Although I wear a current-standard body protector for cross-country and sometimes for hacking if it's cold, I never wear them hunting due to their bulkiness, looks and the feeling of restriction of movement. However, the other week, for a 'high crash factor day' (which was also bitterly cold!), I found my ancient, 'first generation' BP and wore it under my hunt shirt. You really couldn't see it was there (I just looked normal instead of skinny )and I forgot I was wearing it as it was so comfy. As it happened, I did get chucked off onto a hedge then bounced onto the frozen ground- and was definitely somewhat cushioned! So, I was thinking; would there be a market for the old type sub-standard type BPs for hunting? After all they are better than nothing! Having said that, there are new generation hats coming out (eg Fiona's Hat) which are slimmer but still as safe... so maybe there are new BPs just round the corner?


----------



## tootsietoo (15 February 2011)

oh.  I've just got rid of my nearly 25 yr old airowear.  bother, hadn't thought of wearing out hunting, not a bad idea.


----------



## Darkly_Dreaming_Dex (15 February 2011)

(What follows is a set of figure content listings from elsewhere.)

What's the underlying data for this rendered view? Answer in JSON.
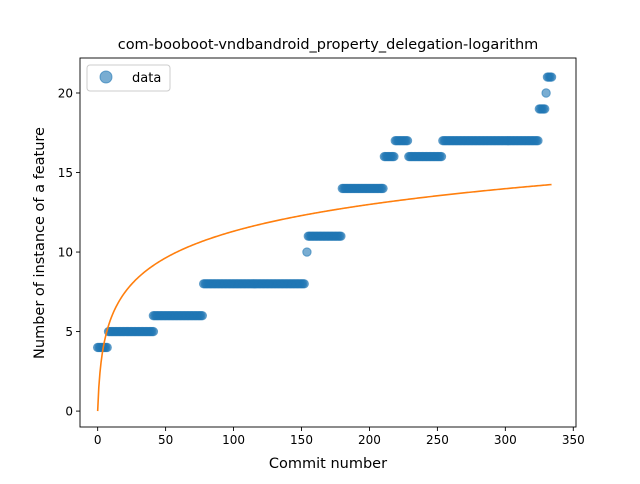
{
  "chart_data": {
    "type": "scatter",
    "title": "com-booboot-vndbandroid_property_delegation-logarithm",
    "xlabel": "Commit number",
    "ylabel": "Number of instance of a feature",
    "xlim": [
      -13,
      352
    ],
    "ylim": [
      -1,
      22.2
    ],
    "xticks": [
      0,
      50,
      100,
      150,
      200,
      250,
      300,
      350
    ],
    "yticks": [
      0,
      5,
      10,
      15,
      20
    ],
    "grid": false,
    "legend": {
      "placement": "top-left",
      "entries": [
        "data"
      ]
    },
    "colors": {
      "data": "#1f77b4",
      "fit": "#ff7f0e"
    },
    "series": [
      {
        "name": "data",
        "kind": "scatter",
        "segments": [
          {
            "x_start": 0,
            "x_end": 7,
            "y": 4
          },
          {
            "x_start": 8,
            "x_end": 41,
            "y": 5
          },
          {
            "x_start": 41,
            "x_end": 77,
            "y": 6
          },
          {
            "x_start": 78,
            "x_end": 152,
            "y": 8
          },
          {
            "x_start": 154,
            "x_end": 154,
            "y": 10
          },
          {
            "x_start": 155,
            "x_end": 179,
            "y": 11
          },
          {
            "x_start": 180,
            "x_end": 210,
            "y": 14
          },
          {
            "x_start": 211,
            "x_end": 218,
            "y": 16
          },
          {
            "x_start": 219,
            "x_end": 228,
            "y": 17
          },
          {
            "x_start": 229,
            "x_end": 253,
            "y": 16
          },
          {
            "x_start": 254,
            "x_end": 324,
            "y": 17
          },
          {
            "x_start": 325,
            "x_end": 329,
            "y": 19
          },
          {
            "x_start": 330,
            "x_end": 330,
            "y": 20
          },
          {
            "x_start": 331,
            "x_end": 334,
            "y": 21
          }
        ]
      },
      {
        "kind": "line",
        "model": "logarithmic",
        "a": 2.45,
        "b": 0,
        "x_range": [
          0,
          334
        ]
      }
    ]
  }
}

The original caldene body protector, eg http://cgi.ebay.co.uk/Body-protecto...ds_Equestrian_Clothing_MJ&hash=item3f07538123 designed to go under a show jacket are fantastic for hunting. Both myself and OH have them  he then has a P2 airjacket over the top and a hunt coat as well (he did break his back- L1 & 2-18 months ago and is allowed to ride but not fall off...)

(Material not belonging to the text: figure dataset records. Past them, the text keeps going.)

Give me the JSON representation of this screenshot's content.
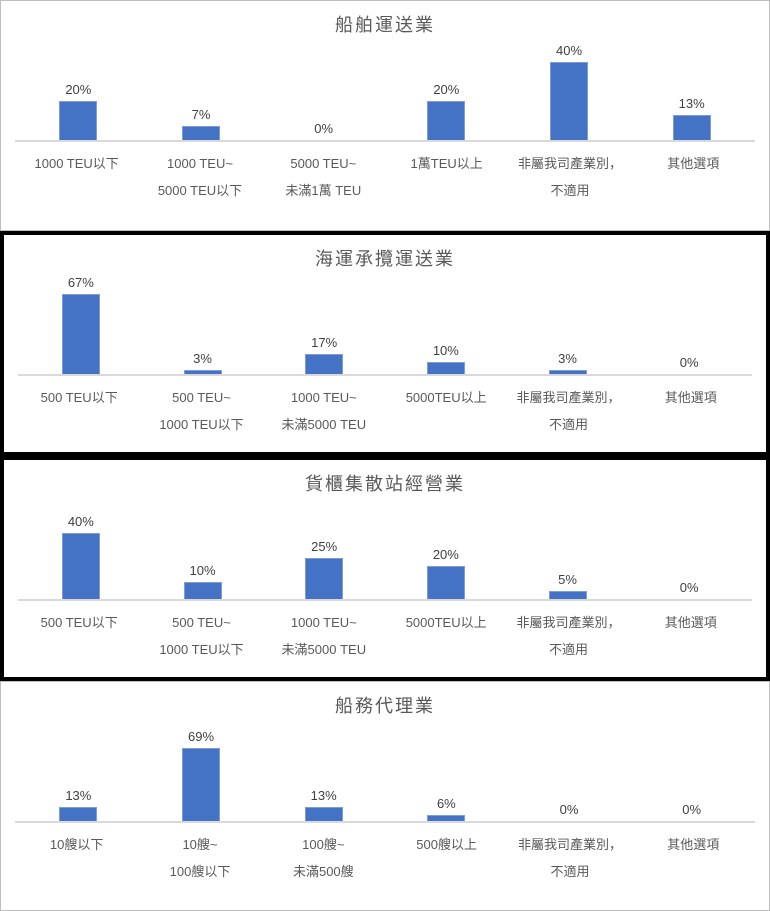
{
  "colors": {
    "bar_fill": "#4472C4",
    "bar_edge": "#7E9DD8",
    "axis_line": "#D9D9D9",
    "title_text": "#595959",
    "category_text": "#595959",
    "value_text": "#404040",
    "panel_border_light": "#BFBFBF",
    "panel_border_dark": "#000000"
  },
  "chart_data": [
    {
      "type": "bar",
      "title": "船舶運送業",
      "categories": [
        [
          "1000 TEU以下"
        ],
        [
          "1000 TEU~",
          "5000 TEU以下"
        ],
        [
          "5000 TEU~",
          "未滿1萬 TEU"
        ],
        [
          "1萬TEU以上"
        ],
        [
          "非屬我司產業別，",
          "不適用"
        ],
        [
          "其他選項"
        ]
      ],
      "values": [
        20,
        7,
        0,
        20,
        40,
        13
      ],
      "value_labels": [
        "20%",
        "7%",
        "0%",
        "20%",
        "40%",
        "13%"
      ],
      "ylabel": "",
      "xlabel": "",
      "y_axis_visible": false,
      "gridlines": false,
      "data_labels": true,
      "legend": "none"
    },
    {
      "type": "bar",
      "title": "海運承攬運送業",
      "categories": [
        [
          "500 TEU以下"
        ],
        [
          "500 TEU~",
          "1000 TEU以下"
        ],
        [
          "1000 TEU~",
          "未滿5000 TEU"
        ],
        [
          "5000TEU以上"
        ],
        [
          "非屬我司產業別，",
          "不適用"
        ],
        [
          "其他選項"
        ]
      ],
      "values": [
        67,
        3,
        17,
        10,
        3,
        0
      ],
      "value_labels": [
        "67%",
        "3%",
        "17%",
        "10%",
        "3%",
        "0%"
      ],
      "ylabel": "",
      "xlabel": "",
      "y_axis_visible": false,
      "gridlines": false,
      "data_labels": true,
      "legend": "none"
    },
    {
      "type": "bar",
      "title": "貨櫃集散站經營業",
      "categories": [
        [
          "500 TEU以下"
        ],
        [
          "500 TEU~",
          "1000 TEU以下"
        ],
        [
          "1000 TEU~",
          "未滿5000 TEU"
        ],
        [
          "5000TEU以上"
        ],
        [
          "非屬我司產業別，",
          "不適用"
        ],
        [
          "其他選項"
        ]
      ],
      "values": [
        40,
        10,
        25,
        20,
        5,
        0
      ],
      "value_labels": [
        "40%",
        "10%",
        "25%",
        "20%",
        "5%",
        "0%"
      ],
      "ylabel": "",
      "xlabel": "",
      "y_axis_visible": false,
      "gridlines": false,
      "data_labels": true,
      "legend": "none"
    },
    {
      "type": "bar",
      "title": "船務代理業",
      "categories": [
        [
          "10艘以下"
        ],
        [
          "10艘~",
          "100艘以下"
        ],
        [
          "100艘~",
          "未滿500艘"
        ],
        [
          "500艘以上"
        ],
        [
          "非屬我司產業別，",
          "不適用"
        ],
        [
          "其他選項"
        ]
      ],
      "values": [
        13,
        69,
        13,
        6,
        0,
        0
      ],
      "value_labels": [
        "13%",
        "69%",
        "13%",
        "6%",
        "0%",
        "0%"
      ],
      "ylabel": "",
      "xlabel": "",
      "y_axis_visible": false,
      "gridlines": false,
      "data_labels": true,
      "legend": "none"
    }
  ]
}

a picture (both linked with permission of the tog) to show how neat wearing  2 Body Protectors can be 

http://www.evespics.co.uk/2011 events/Kimblewick Hunt Englefield House 5..2.11/HTML/img_9438.htm

on days when he is not on duty he wears the caldene under his black coat and the Point 2 over the top:

http://www.evespics.co.uk/2011 even...hopstone, Standalls 29.1.11/HTML/img_9084.htm

It has encouraged others to wear their BP too which has to be a good thing


----------



## countrychick (16 February 2011)

Anyone choosing to wear a very old BP is totally mad, the more you fall off in an 'ordinary one' the more it gets damaged just like a hat, BETA reccommend replacing them every 3 yrs or so. So the only way of buying one to last 'forever' is a KAN, they are unique in terms of safety and comfort....in my opinion the best out there, I have done loads of research as it has to be a wise investment, I treat it like an insurance policy.


----------



## NeverSayNever (16 February 2011)

countrychick said:



			Anyone choosing to wear a very old BP is totally mad, the more you fall off in an 'ordinary one' the more it gets damaged just like a hat, BETA reccommend replacing them every 3 yrs or so. So the only way of buying one to last 'forever' is a KAN, they are unique in terms of safety and comfort....in my opinion the best out there, I have done loads of research as it has to be a wise investment, I treat it like an insurance policy.
		
Click to expand...

^^^^^   ditto this


a racesafe or a kan are very slimline and i have worn both under a show jacket ad noone has known it has been there.


----------



## Darkly_Dreaming_Dex (16 February 2011)

countrychick said:



			Anyone choosing to wear a very old BP is totally mad, the more you fall off in an 'ordinary one' the more it gets damaged just like a hat, BETA reccommend replacing them every 3 yrs or so. So the only way of buying one to last 'forever' is a KAN, they are unique in terms of safety and comfort....in my opinion the best out there, I have done loads of research as it has to be a wise investment, I treat it like an insurance policy.
		
Click to expand...

Are you selling them 
do you truely believe that an older BP is worse than no BP   Of course you should replace any safety equipment after a crash and British Equestrian Trade Association will support its members' tack businesses by promoting the need to throw away "old" equipment 

The modern ones are way too bulky to fit under a proper hunt coat IMO- and yes i have a kan (not at all slimline in comparison to the older BP) and OH has an airowear outlyne which he tried under various hunt coats at Badminton- he would have to go 4" bigger on the chest to button up and that looked ridiculous. FWIW my caldene has been on the floor once in 20 years so it will do me just fine thanks

No one should be discouraged from wearing BP on the hunting field


----------



## ester (16 February 2011)

I can get my mum's racesafe under pretty discreetly, more so than my rodney powell anyway!


----------